[BugFix]: Sparse2of4 example sparsity-only case (#1282)

rahul-tuli · web-flow · commit 8f6a0b5fc939 · 2025-03-25T11:56:50.000-04:00
The Sparse2of4 example supports two modes of operation: - Sparsity-only - Sparsity + Quantization (only supported for symmetric quantization) In a recent update, we removed the `ConstantPruningModifier` from the Sparse2of4 example and added a check to raise an error if **asymmetric quantization** was being used. However, this check was incorrectly placed outside the quantization-specific code path and unconditionally accessed the scheme attribute from the quantization modifier. This caused failures in sparsity-only cases, as reported in [INFERENG-483](https://issues.redhat.com/browse/INFERENG-483). ### Fix This PR moves the asymmetric quantization check inside the quantization code path to ensure it is only evaluated when quantization is actually enabled. ### Testing The example was tested by running it both with and without the `--fp8` flag. In both cases, successful completion was verified. Signed-off-by: Rahul Tuli <rahul@neuralmagic.com>
diff --git a/examples/sparse_2of4_quantization_fp8/llama3_8b_2of4.py b/examples/sparse_2of4_quantization_fp8/llama3_8b_2of4.py
@@ -60,13 +60,13 @@ def get_recipe(fp8_enabled):
         )
         save_dir = MODEL_ID.split("/")[1] + "2of4-W8A8-FP8-Dynamic-Per-Token"
 
-    # check that asymmetric quantization is not being used
-    q_scheme = base_recipe[1].scheme
-    if not isinstance(q_scheme, str) and not q_scheme["weights"].symmetric:
-        raise ValueError(
-            "Asymmetric quantization with 2of4 sparsity is not supported by vLLM. "
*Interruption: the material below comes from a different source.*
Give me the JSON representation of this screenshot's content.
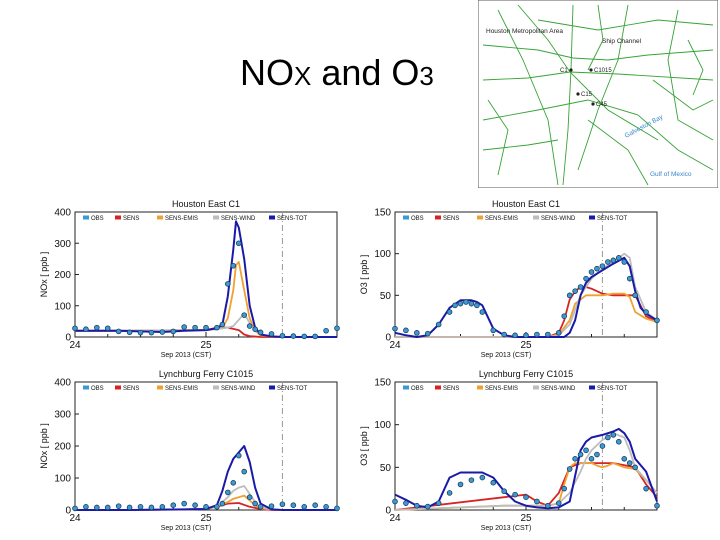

-            "Please use symmetric quantization"
-        )
+        # check that asymmetric quantization is not being used
+        q_scheme = base_recipe[1].scheme
+        if not isinstance(q_scheme, str) and not q_scheme["weights"].symmetric:
+            raise ValueError(
+                "Asymmetric quantization with 2of4 sparsity is not supported by vLLM. "
+                "Please use symmetric quantization"
+            )
 
     return base_recipe, save_dir